Just because your periods don’t stop during perimenopause doesn’t mean it can’t “have a big impact on your life, including relationships and work,” the NHS says.

Anxiety, mood swings, brain fog, hot flushes and irregular periods are common signs.

Don’t wait until you lose your period to see your GP about perimenopause symptoms if they’re affecting your life.

What are the symptoms of perimenopause?

The symptoms of perimenopause are the same as those of menopause, minus the absence of periods. Some women will experience them at different levels of intensity during menopause or perimenopause.

Some signs, like irregular periods, will be more noticeable during perimenopause.

A BMC Women’s Health study found that, on average, people experiencing menopause or perimenopause had about 10.7 symptoms.

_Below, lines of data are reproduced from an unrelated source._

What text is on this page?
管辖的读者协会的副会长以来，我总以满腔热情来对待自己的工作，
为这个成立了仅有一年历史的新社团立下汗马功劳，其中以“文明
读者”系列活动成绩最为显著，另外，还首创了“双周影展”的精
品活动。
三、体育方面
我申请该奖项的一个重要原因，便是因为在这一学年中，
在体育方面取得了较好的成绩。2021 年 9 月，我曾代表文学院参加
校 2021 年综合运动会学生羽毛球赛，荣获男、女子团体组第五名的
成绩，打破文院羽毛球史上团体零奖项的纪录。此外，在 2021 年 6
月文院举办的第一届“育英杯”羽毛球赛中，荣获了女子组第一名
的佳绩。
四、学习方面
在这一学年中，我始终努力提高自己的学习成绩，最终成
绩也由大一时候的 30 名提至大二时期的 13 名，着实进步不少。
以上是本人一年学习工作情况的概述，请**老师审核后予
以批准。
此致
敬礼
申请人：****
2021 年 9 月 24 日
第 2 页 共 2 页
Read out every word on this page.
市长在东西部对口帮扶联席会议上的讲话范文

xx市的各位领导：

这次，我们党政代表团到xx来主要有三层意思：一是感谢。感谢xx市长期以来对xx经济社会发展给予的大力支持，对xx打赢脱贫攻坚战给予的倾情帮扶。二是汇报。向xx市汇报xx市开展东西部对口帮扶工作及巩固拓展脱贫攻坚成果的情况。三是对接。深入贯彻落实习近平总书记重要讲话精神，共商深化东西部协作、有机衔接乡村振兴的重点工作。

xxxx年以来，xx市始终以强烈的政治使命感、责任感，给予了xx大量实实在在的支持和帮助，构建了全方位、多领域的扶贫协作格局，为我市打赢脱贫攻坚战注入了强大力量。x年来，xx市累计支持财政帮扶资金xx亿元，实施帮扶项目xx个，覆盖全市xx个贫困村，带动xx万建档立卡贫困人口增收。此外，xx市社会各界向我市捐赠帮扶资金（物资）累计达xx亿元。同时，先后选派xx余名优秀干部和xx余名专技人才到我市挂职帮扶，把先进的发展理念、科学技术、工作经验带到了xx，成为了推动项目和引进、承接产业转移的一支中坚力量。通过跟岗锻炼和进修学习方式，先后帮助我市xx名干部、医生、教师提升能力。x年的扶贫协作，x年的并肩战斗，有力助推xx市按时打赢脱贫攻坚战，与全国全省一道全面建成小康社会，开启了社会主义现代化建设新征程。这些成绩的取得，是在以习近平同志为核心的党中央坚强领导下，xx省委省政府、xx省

Menopause care specialist Dr Naomi Potter previously shared 62 possible symptoms with HuffPost UK, which are:

  1. Palpitations
  2. Chest pain
  3. Breast tenderness
  4. Itchy skin
  5. Dry skin
  6. Rosacea
  7. Acne
  8. Thin skin
  9. Collagen loss
  10. Crying
  11. Brain fog
  12. Memory loss
  13. Poor concentration
  14. Difficulty finding the right words
  15. Anxiety
  16. Low mood
  17. Worsening PMS
  18. Anger or rage
  19. Irritability
  20. Headache
  21. Migraines
  22. Joint pain
  23. Joint stiffness
  24. Vaginal dryness
  25. Vaginal discharge
  26. Vulval itch
  27. Perineal itch
  28. Vulval/vaginal ‘electric shocks’
  29. Increase in thrush
  30. Increase in bacterial vaginosis
  31. Poor libido
  32. High libido
  33. Weight gain
  34. Hair loss (on your scalp)
  35. Unwanted hair growth
  36. Urinary infections
  37. Urinary incontinence
  38. Urinary urgency
  39. Nocturia (getting up at night to pee)
  40. Sexual dysfunction
  41. Chest tightness
  42. Constipation
  43. Gastric reflux
  44. Fatigue
  45. Night sweats
  46. Hot flushes
  47. Cold flushes
  48. Increased period frequency
  49. Decreased period frequency
  50. Heavier periods
  51. Muscle loss
  52. Tinnitus
  53. Dry eyes
  54. Watery eyes
  55. Burning mouth
  56. Gum disease
  57. Foot pain
  58. Frozen shoulder
  59. Insomnia
  60. Histamine sensitivity
  61. New allergy
  62. Body odour change.

What if I think I’m perimenopausal?

It bears repeating ― don’t wait until menopause begins to see your GP if you are experiencing symptoms, no matter what age you are.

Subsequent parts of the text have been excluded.